Bicycle helmet use was studied in this thesis prior to (2000-2001) and after (2003-2006) helmet legislation in Alberta. A significant increase in helmet use was observed post-legislation in Alberta by youth <18 (target age group for provincial legislation). St. Albert, an urban community in Alberta, implemented a by-law requiring cyclists of all ages to wear a helmet in 2006 and helmet wearing rose among youth <18; an encouraging but not statistically significant increase occurred among adults (18+).
We examined the rate of bicycling per unit of observation time pre- and post-legislation and demonstrated that bicycling activities among youth <18 decreased only in schools and commuter routes, with no change at other locations.

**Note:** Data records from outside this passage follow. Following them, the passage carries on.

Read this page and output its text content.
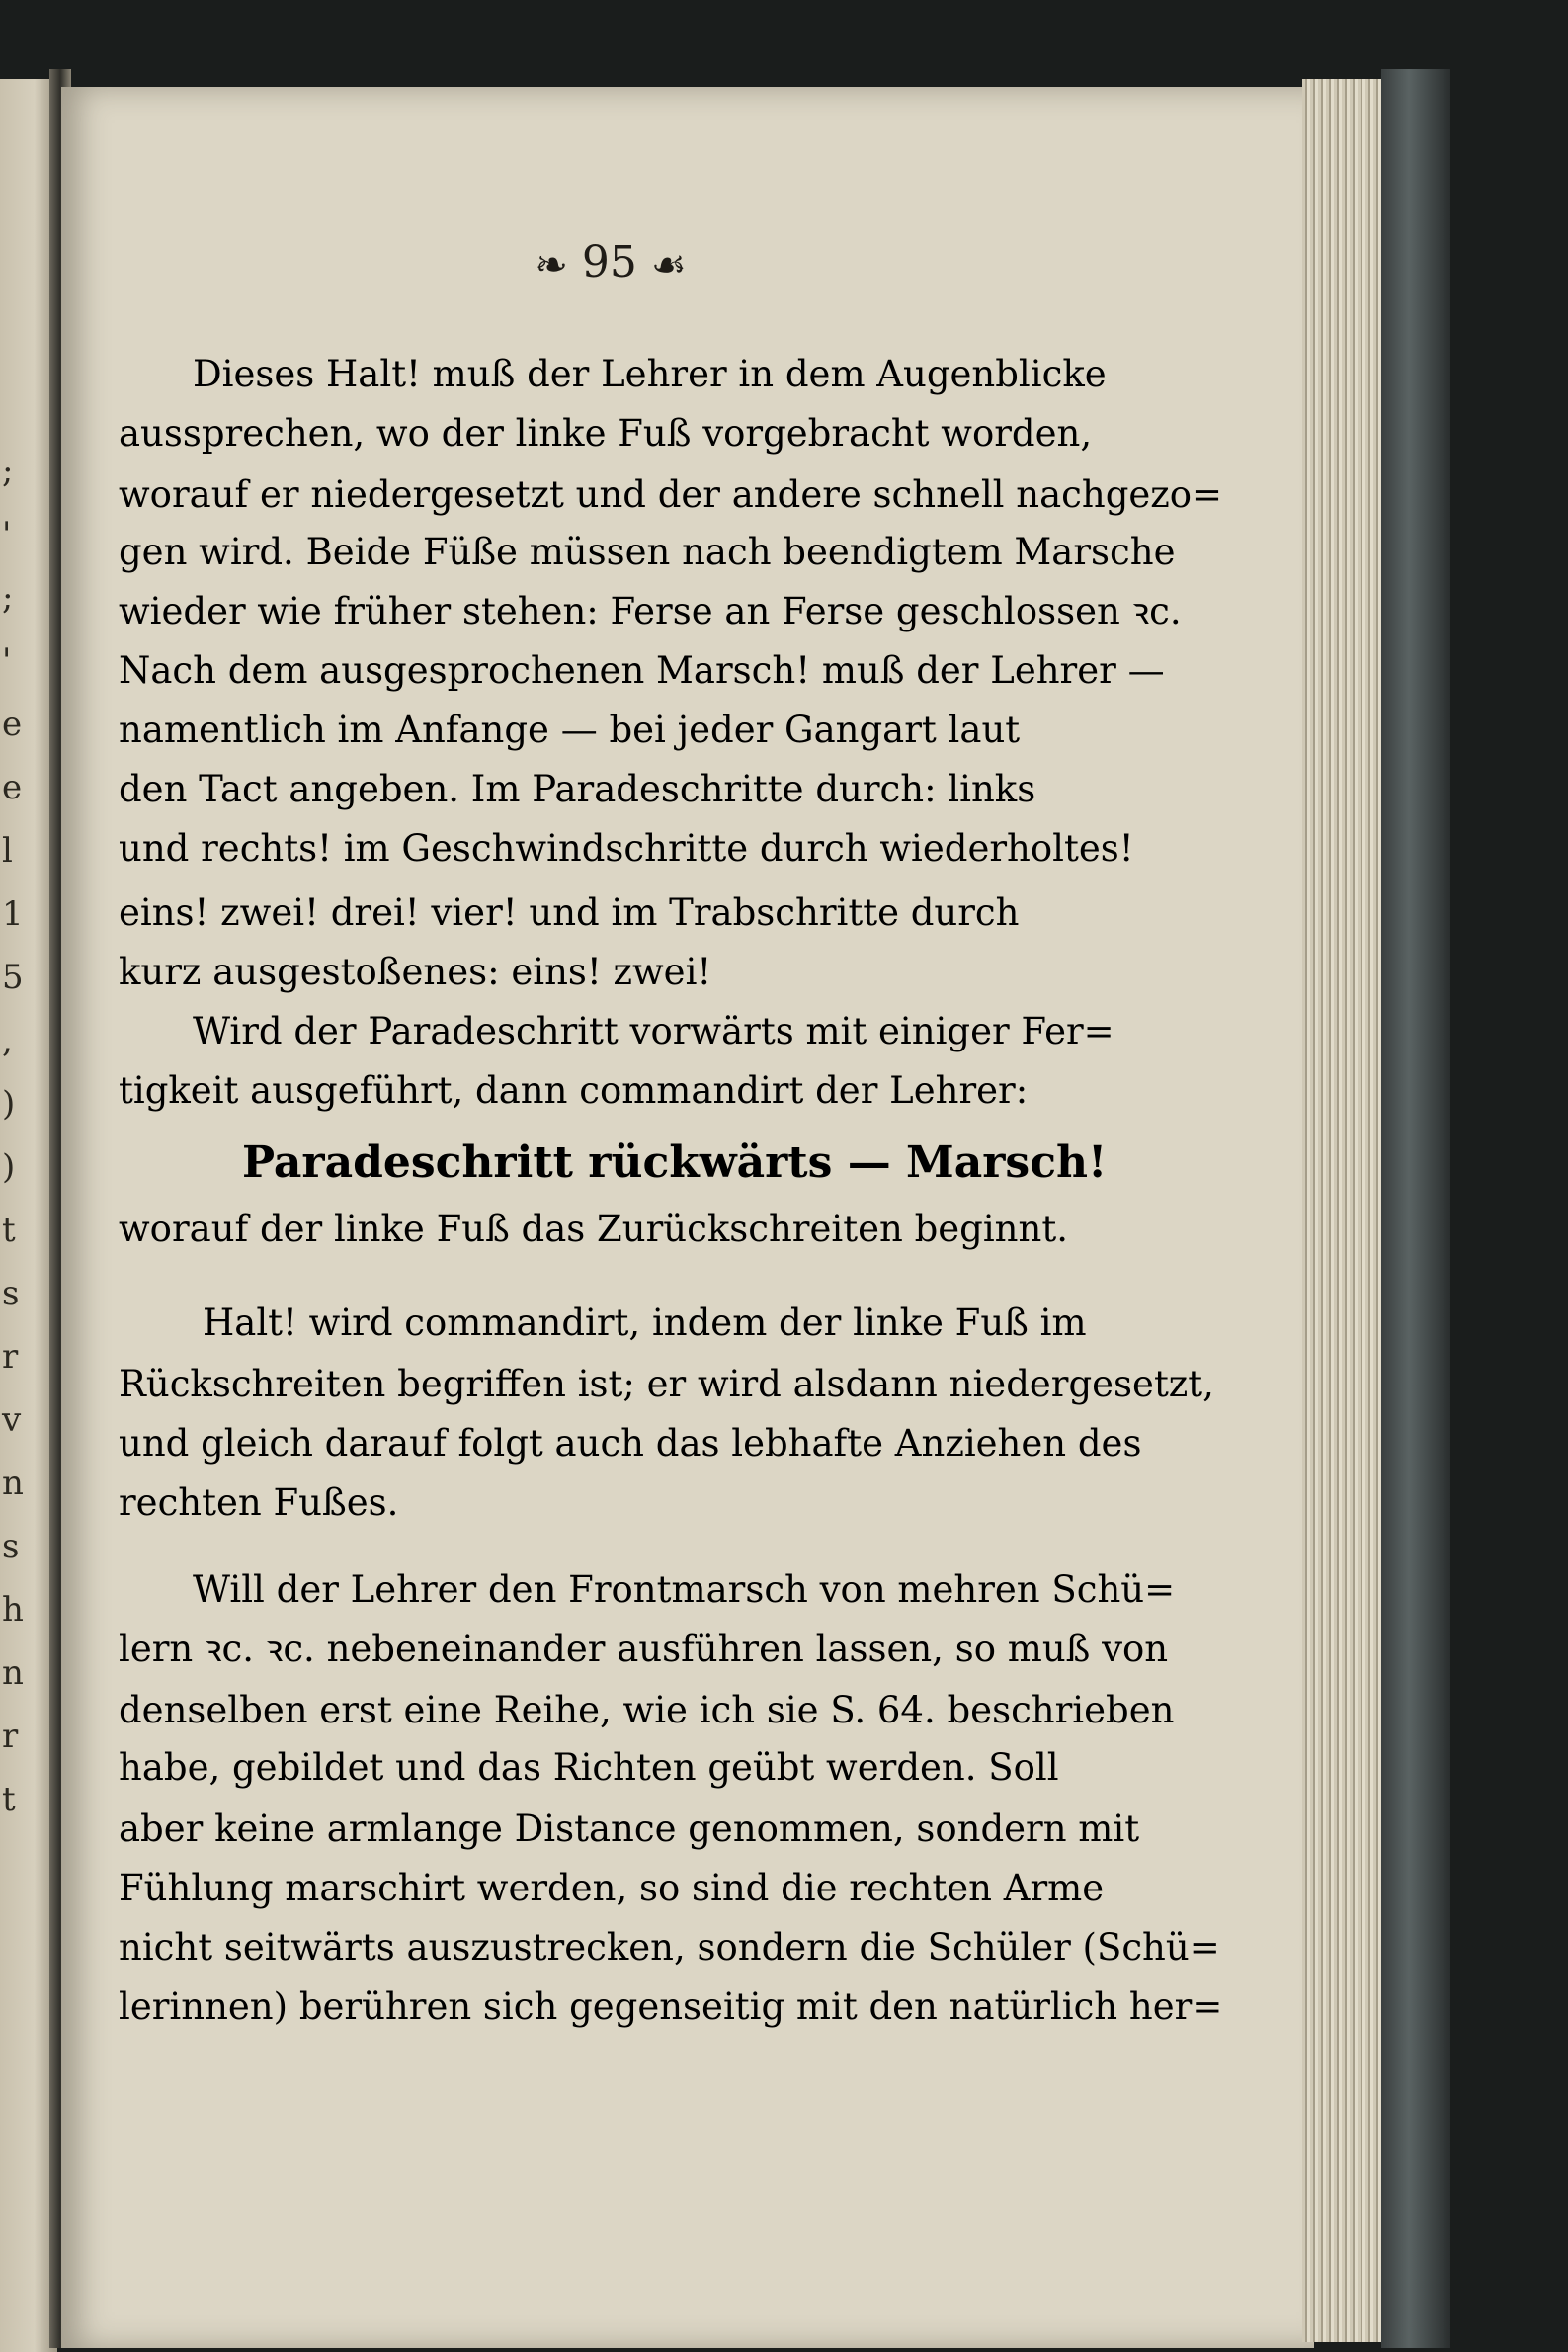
;
'
;
'
e
e
l
1
5
,
)
)
t
s
r
v
n
s
h
n
r
t
❧ 95 ☙
Dieses Halt! muß der Lehrer in dem Augenblicke
aussprechen, wo der linke Fuß vorgebracht worden,
worauf er niedergesetzt und der andere schnell nachgezo=
gen wird. Beide Füße müssen nach beendigtem Marsche
wieder wie früher stehen: Ferse an Ferse geschlossen ꝛc.
Nach dem ausgesprochenen Marsch! muß der Lehrer —
namentlich im Anfange — bei jeder Gangart laut
den Tact angeben. Im Paradeschritte durch: links
und rechts! im Geschwindschritte durch wiederholtes!
eins! zwei! drei! vier! und im Trabschritte durch
kurz ausgestoßenes: eins! zwei!
Wird der Paradeschritt vorwärts mit einiger Fer=
tigkeit ausgeführt, dann commandirt der Lehrer:
Paradeschritt rückwärts — Marsch!
worauf der linke Fuß das Zurückschreiten beginnt.
Halt! wird commandirt, indem der linke Fuß im
Rückschreiten begriffen ist; er wird alsdann niedergesetzt,
und gleich darauf folgt auch das lebhafte Anziehen des
rechten Fußes.
Will der Lehrer den Frontmarsch von mehren Schü=
lern ꝛc. ꝛc. nebeneinander ausführen lassen, so muß von
denselben erst eine Reihe, wie ich sie S. 64. beschrieben
habe, gebildet und das Richten geübt werden. Soll
aber keine armlange Distance genommen, sondern mit
Fühlung marschirt werden, so sind die rechten Arme
nicht seitwärts auszustrecken, sondern die Schüler (Schü=
lerinnen) berühren sich gegenseitig mit den natürlich her=
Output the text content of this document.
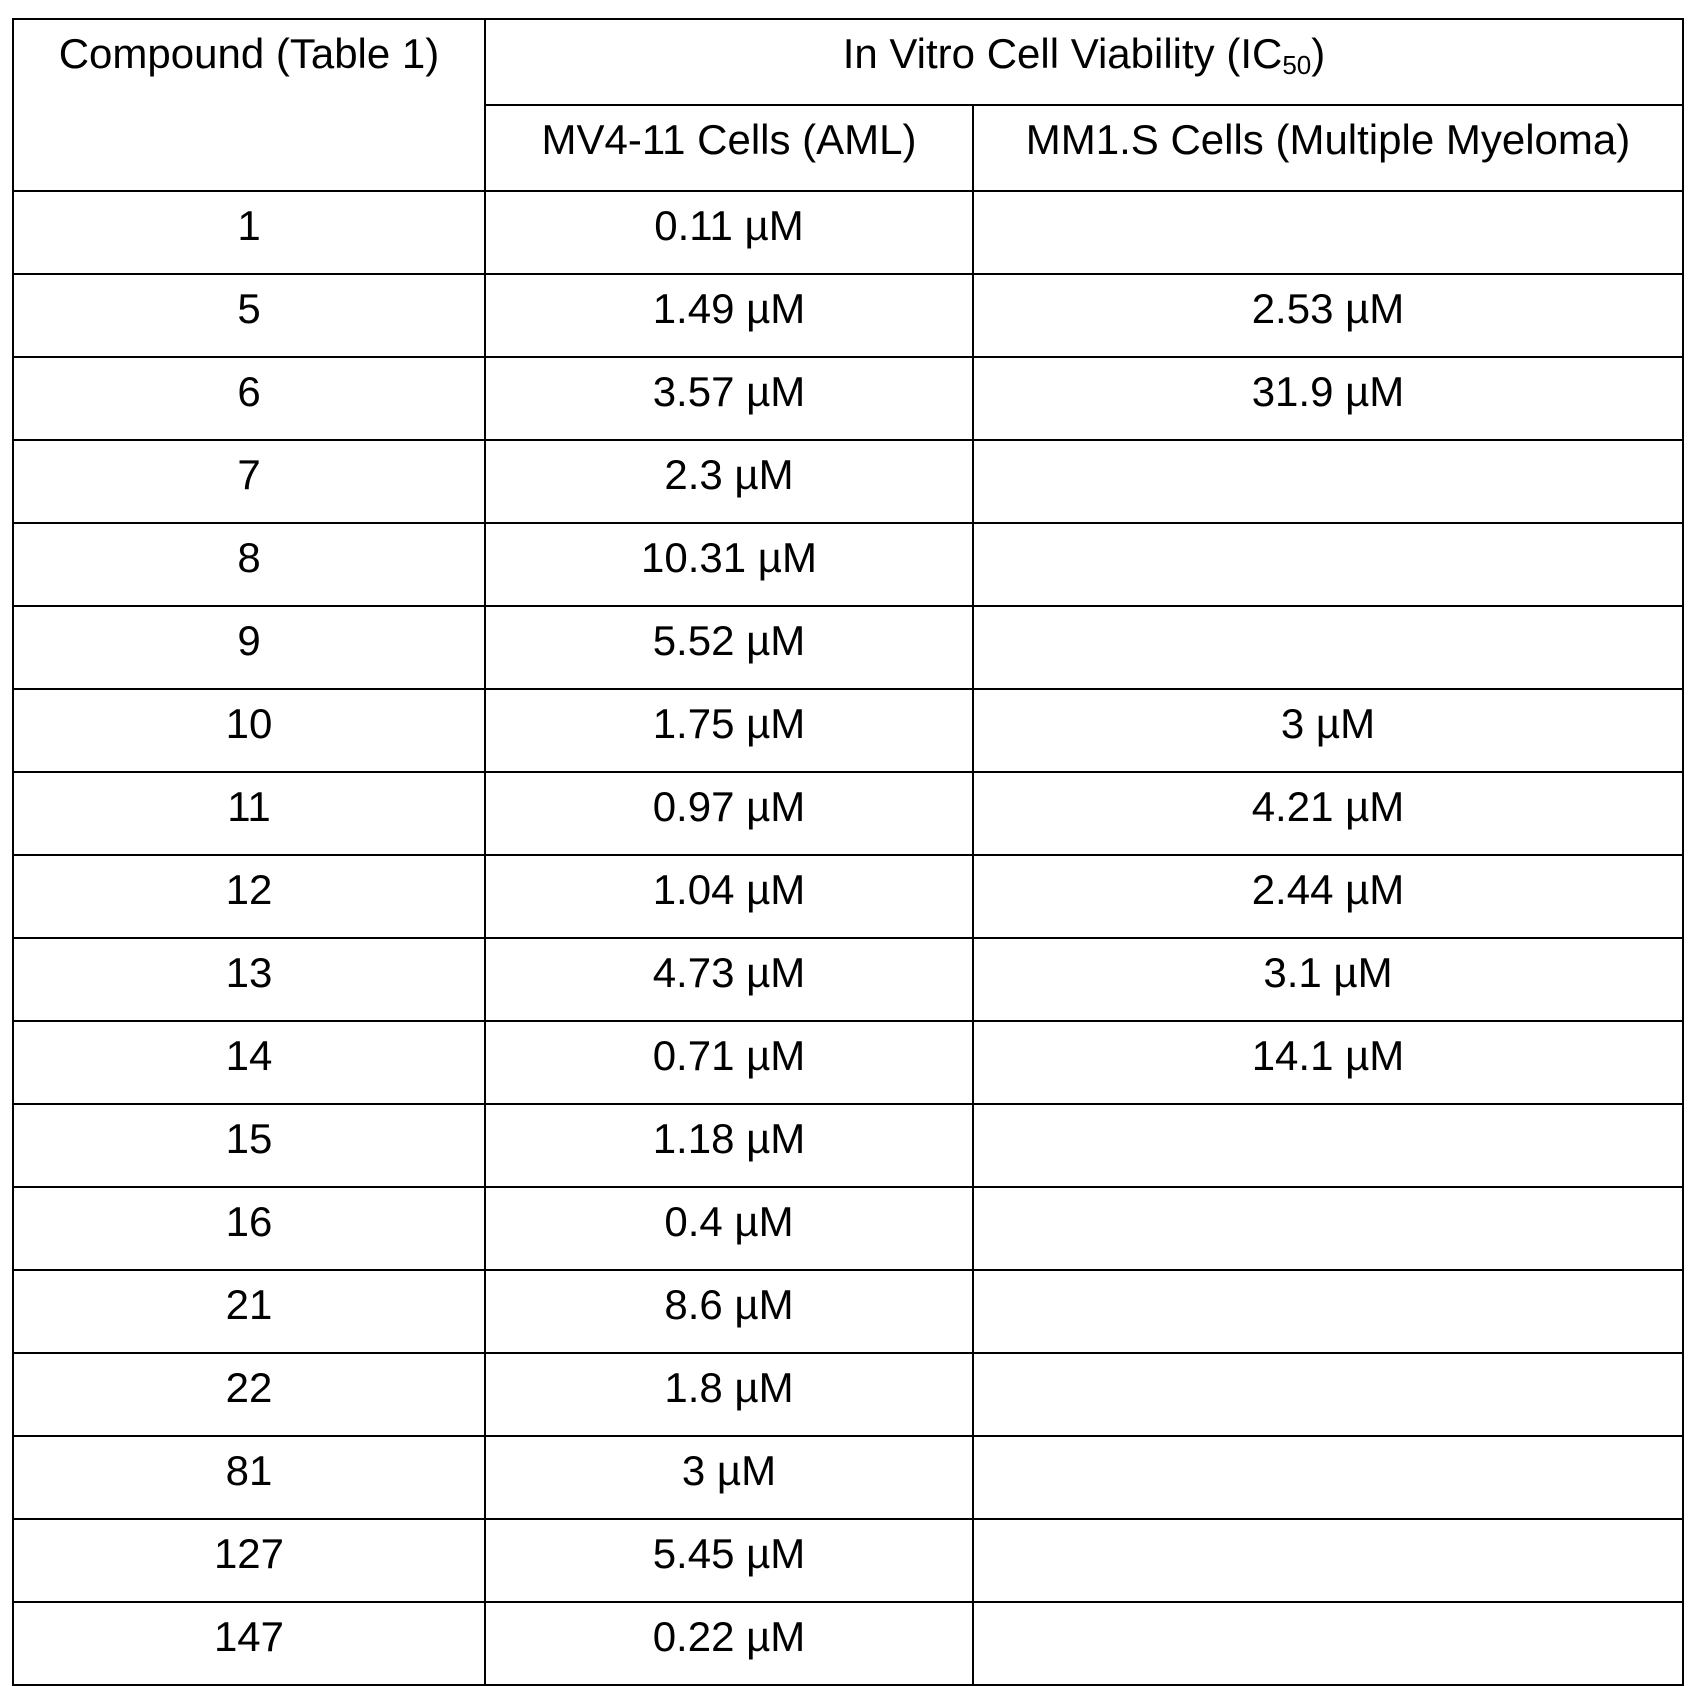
Compound (Table 1)	In Vitro Cell Viability (IC50)
MV4-11 Cells (AML)	MM1.S Cells (Multiple Myeloma)
1	0.11 µM	
5	1.49 µM	2.53 µM
6	3.57 µM	31.9 µM
7	2.3 µM	
8	10.31 µM	
9	5.52 µM	
10	1.75 µM	3 µM
11	0.97 µM	4.21 µM
12	1.04 µM	2.44 µM
13	4.73 µM	3.1 µM
14	0.71 µM	14.1 µM
15	1.18 µM	
16	0.4 µM	
21	8.6 µM	
22	1.8 µM	
81	3 µM	
127	5.45 µM	
147	0.22 µM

Since preventing head- and brain-related injuries is the main purposes of helmet wearing, the trend of bicyclist head injuries (HI) in Alberta was examined. Before doing so, in a reliability/validity study we demonstrated that bicycle injuries are coded in a reliable and valid manner in both ICD-9-CM and ICD-10-CA by emergency department (ED) coders.
Examining the HI rates per 100,000 population and proportion of HI among bicyclists who presented to EDs or who were hospitalized, we demonstrated a significant decline among the legislated target age groups (<18) which was not obvious in adults. This decline was larger than expected, based on analysis of pedestrians with head injuries as a control group.
We conclude that helmet legislation increased bicycle helmet use and deceased bicycle-related head injuries among the target age groups in Alberta.